村井チェアマンは「2週間単位でシミュレーションしながら検討」

 3月23日、JリーグとNPB(日本野球機構)共同で行なっている、第4回「新型コロナウイルス対策連絡会議」が都内で開催された。

 同会議の専門家チームの3名(賀来満夫氏、三鴨廣繁氏、舘田一博氏)と、NPBの斉藤惇会長(日本プロ野球組織コミッショナー)、Jリーグの村井満チェアマンが揃って開いた会見で、賀来満夫氏は「日本はどうにか抑え込んでいる状況は間違いない。しかし、海外からの帰国者が増えるなど、現段階では早期に開催するのは非常に厳しい状況にある」と説明した。

 Jリーグは3月9日に、リーグの中断期間延長を発表。4月3日の再開を目指していたものの、この提言を受け、さらに再開期間がずれこむことになりそうだ。

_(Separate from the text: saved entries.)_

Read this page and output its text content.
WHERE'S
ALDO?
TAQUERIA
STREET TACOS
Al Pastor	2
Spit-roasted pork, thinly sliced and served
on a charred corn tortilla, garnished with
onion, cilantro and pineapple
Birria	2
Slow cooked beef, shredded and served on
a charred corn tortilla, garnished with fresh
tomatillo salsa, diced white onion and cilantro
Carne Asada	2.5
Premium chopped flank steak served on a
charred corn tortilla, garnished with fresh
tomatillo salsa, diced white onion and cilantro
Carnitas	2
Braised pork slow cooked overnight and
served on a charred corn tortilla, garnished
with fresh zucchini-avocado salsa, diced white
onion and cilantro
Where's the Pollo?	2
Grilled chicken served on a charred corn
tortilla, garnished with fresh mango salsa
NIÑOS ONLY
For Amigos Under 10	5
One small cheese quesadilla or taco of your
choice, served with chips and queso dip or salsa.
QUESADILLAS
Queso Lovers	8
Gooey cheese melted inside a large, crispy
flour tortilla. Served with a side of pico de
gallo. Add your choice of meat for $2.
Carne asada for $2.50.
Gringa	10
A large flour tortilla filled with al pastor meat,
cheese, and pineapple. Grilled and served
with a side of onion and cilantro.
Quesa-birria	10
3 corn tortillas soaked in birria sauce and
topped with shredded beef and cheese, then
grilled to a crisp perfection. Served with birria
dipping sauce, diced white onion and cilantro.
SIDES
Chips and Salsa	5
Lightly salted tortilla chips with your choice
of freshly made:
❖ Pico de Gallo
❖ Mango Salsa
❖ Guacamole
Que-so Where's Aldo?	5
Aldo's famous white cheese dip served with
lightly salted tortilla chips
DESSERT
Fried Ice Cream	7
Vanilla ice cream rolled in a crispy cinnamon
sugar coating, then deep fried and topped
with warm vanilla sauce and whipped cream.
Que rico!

 村井チェアマンは、「今日いただいたご意見をもとに、4月3日に再開できるかの意思決定を25日の実行委員会で行いたいと思っています」と全56クラブからの意見を聞き正式決定を出す予定だ。
 
 再開に向けての準備では、「来場者への検温に使用するサーモメーターなど、様々な方法で手配していますが、全クラブに行き渡るというのは、時間を要する可能性があります」と話す。
    
 その一方で、「感染防止策として密集、密閉、密接などの回避が求められています。こうしたところに知恵を働かせればイベントが全くできないわけではないと考えている。全国規模のイベントとされるようなJ1の大会と、J3のようなある意味で全国規模とは言えないような大会もある。一律に中止と考えず、丁寧にどういう方法だったらできるかを考えていくことが重要かなと思う」と再開の方向性に含みも持たせた。

 25日に下される結論次第とはなるがと前置きしつつ、「日々刻々と状況が変わっていて長期での見通しが難しい。Jリーグとしては4月3、4、5日を再開のタイミングとして捉えていたが、4月上旬が難しい場合は18日、その次は5月2日と2週間単位でシミュレーションしながら検討を進めている」と現状を説明した。

 Jリーグでは、19日に、臨時実行委員会を開催し、2020明治安田生命Jリーグの全カテゴリ―での「昇格あり」「降格なし」の特例ルール適用を決定。再開後の過密日程も含め異例の事態となっている今シーズンだが、再び中断期間の延長ということになれば、混迷はさらに深まりそうだ。